Matteo Muschetti, Coldrerio
Per chi viene come me dalla civiltà contadina, il mese di gennaio è sempre stato un momento particolare e difficile. I rigori del freddo si fanno sentire, le giornate sono corte, ed è subito notte.
Negli anni cinquanta non esistevano le case riscaldate, ma l'unico locale dove era bello vivere era la grande cucina riscaldata dal camino, circondato dalle panche, dove tutti si riunivano per godere del caldo sprigionato dai grandi ceppi che bruciavano.
Gennaio era anche il mese dove si faceva la mazza del maiale per preparare i cotechini, i salamini, e tutto il resto. Del maiale non si buttava nulla tutto era commestibile. Io ho assistito più volte a questo rito che si consumava sempre nell'ultima decina del mese di gennaio sino alla metà di febbraio. A quei tempi gli inverni erano molto rigidi e durante il periodo summenzionato le giornate erano fredde e adatte alla mazza. Il proprietario del maiale, alla sera invitava tutti quelli che lo avevano aiutato a una cena a base di ossa bollite (praticamente il maiale era spolpato per adoperare le carni per il salame e cotechini e le ossa rimaste si facevano bollire).
Ma non è finita qui, si faceva pure la famosa “Rustisciada“ a base di lombo, polmoni e cuore del maiale. Era una festa dover tutti si cibavano abbondantemente, e si beveva il merlot nostrano, che non era poi così male.
Qui a Coldrerio l'ultima domenica di gennaio era dedicata al triduo dei morti.
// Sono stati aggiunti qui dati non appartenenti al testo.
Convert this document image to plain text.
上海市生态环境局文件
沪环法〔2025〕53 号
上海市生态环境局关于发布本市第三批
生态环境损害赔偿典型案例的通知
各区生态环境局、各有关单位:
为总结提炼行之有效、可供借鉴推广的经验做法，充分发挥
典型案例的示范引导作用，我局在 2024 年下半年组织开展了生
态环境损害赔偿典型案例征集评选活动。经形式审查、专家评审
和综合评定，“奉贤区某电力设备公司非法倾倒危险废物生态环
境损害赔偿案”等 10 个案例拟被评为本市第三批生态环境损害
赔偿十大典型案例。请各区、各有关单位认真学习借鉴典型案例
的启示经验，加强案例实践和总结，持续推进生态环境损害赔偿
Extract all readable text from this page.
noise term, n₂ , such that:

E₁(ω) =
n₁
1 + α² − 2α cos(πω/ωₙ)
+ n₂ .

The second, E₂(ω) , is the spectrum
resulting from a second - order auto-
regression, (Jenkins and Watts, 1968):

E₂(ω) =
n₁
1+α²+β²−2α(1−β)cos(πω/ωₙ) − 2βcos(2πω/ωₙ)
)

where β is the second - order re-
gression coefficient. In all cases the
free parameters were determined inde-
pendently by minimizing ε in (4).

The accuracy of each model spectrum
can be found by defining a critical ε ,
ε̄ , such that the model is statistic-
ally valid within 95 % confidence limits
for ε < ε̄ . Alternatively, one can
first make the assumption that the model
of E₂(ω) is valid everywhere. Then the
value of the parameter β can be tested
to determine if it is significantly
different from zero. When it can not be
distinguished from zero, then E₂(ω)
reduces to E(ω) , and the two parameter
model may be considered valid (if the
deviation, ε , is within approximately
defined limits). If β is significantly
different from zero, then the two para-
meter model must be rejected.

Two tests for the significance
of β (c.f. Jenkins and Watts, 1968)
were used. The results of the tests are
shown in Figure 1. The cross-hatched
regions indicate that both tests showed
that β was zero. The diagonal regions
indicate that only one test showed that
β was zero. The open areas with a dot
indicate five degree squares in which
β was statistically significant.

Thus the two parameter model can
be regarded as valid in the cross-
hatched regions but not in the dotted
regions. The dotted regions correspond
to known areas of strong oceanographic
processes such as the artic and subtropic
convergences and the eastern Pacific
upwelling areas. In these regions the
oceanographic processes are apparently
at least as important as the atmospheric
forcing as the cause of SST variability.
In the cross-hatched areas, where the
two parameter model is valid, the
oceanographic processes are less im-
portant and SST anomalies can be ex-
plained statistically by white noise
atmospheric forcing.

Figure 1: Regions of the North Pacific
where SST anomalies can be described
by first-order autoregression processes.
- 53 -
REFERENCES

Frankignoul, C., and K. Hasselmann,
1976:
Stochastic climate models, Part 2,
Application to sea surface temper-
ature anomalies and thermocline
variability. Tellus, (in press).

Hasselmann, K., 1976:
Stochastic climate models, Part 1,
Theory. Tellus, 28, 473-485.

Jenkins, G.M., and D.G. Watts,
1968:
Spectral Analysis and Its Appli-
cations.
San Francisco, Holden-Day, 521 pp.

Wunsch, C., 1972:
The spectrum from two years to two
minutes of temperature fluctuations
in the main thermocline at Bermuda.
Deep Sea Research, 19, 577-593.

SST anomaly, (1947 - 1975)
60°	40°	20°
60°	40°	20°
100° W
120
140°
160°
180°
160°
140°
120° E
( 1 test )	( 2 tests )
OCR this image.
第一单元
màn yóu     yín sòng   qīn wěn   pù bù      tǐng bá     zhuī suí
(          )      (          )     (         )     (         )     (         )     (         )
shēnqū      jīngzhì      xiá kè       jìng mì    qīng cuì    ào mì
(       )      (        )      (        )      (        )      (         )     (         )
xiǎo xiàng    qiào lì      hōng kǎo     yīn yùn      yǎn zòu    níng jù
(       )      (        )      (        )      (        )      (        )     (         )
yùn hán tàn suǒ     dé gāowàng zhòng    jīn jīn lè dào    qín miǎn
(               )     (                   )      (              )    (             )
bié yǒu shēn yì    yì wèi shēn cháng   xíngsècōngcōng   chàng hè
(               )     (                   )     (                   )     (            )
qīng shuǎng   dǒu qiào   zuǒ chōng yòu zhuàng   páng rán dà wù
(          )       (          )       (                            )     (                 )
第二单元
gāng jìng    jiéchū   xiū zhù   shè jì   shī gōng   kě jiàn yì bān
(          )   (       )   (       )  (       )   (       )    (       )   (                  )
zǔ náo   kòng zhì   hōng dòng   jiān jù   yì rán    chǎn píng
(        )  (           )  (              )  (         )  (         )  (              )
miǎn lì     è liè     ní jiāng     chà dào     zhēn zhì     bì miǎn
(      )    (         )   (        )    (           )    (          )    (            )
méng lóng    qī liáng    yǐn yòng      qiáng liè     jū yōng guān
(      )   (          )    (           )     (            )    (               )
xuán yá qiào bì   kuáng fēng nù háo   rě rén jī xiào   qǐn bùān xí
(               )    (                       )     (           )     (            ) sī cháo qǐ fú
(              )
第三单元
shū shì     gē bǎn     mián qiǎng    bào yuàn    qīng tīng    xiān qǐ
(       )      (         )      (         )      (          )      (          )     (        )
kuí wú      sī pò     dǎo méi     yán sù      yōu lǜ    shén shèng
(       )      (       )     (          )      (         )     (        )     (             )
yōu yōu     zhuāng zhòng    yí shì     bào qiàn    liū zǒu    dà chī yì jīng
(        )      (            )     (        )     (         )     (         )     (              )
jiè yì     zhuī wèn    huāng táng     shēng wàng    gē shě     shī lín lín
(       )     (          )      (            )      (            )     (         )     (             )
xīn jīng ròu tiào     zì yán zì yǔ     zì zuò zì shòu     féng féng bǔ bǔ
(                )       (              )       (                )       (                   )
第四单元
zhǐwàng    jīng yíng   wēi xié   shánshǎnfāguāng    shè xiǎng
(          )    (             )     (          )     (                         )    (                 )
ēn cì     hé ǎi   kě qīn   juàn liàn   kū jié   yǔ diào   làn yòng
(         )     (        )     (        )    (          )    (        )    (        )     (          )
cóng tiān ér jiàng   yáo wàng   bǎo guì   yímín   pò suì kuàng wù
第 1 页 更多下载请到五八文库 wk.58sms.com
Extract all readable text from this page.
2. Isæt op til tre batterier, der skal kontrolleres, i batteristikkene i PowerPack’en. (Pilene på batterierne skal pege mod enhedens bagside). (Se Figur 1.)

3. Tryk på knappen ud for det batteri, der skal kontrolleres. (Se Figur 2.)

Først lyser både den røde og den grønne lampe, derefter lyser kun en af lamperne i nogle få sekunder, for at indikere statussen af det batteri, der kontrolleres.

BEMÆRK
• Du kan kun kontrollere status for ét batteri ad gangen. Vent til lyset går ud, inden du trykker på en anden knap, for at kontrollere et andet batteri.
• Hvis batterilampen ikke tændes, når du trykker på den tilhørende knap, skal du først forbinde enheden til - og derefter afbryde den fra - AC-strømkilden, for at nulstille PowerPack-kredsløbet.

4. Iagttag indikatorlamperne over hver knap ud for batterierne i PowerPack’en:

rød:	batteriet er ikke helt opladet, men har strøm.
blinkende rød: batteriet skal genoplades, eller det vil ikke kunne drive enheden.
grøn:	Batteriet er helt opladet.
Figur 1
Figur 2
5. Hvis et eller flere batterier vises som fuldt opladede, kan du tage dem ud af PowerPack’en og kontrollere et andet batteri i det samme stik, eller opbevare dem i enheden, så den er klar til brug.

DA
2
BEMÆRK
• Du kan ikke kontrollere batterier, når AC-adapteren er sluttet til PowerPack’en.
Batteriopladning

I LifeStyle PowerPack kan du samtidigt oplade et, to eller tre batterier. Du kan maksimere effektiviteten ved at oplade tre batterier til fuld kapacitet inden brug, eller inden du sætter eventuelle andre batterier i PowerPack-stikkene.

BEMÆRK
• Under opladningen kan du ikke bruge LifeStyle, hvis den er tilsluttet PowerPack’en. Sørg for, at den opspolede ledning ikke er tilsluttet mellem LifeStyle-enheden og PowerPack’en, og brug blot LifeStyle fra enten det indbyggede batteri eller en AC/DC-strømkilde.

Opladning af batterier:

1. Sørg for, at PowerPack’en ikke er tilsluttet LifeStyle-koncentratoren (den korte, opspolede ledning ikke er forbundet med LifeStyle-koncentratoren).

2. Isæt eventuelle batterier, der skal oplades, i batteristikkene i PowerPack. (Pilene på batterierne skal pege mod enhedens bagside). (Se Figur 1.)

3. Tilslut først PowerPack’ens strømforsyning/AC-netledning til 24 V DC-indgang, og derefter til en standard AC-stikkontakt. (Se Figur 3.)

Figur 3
Si ricordavano i defunti con tre giorni di preghiera, prima che quasi tutti gli uomini partivano alla fine di febbraio per lavoro in Svizzera Interna a fare il muratore. Negli anni cinquanta però l'immigrazione era calata di molto e la maggior parte aveva un'occupazione in loco. Erano bei tempi dove il dialogo tra gli abitanti di Coldrerio era presente e ci si aiutava nei momenti difficili.
Nei giorni della merla - la leggenda dice che un merlo bianco per il freddo si era rifugiato nella canna fumaria ed è diventato nero - era consuetudine invitarsi tra più famiglie a consumare la famosa "Cazola", una prelibatezza composta da verze cotte con cotechini, costine, codino di maiale. La stessa era accompagnata dalla polenta nostrana e da un buon bicchiere di vino. Era il rito per bandire il mese di gennaio e prepararsi piano piano ad avviare la nuova stagione per i lavori nella vigna nei campi.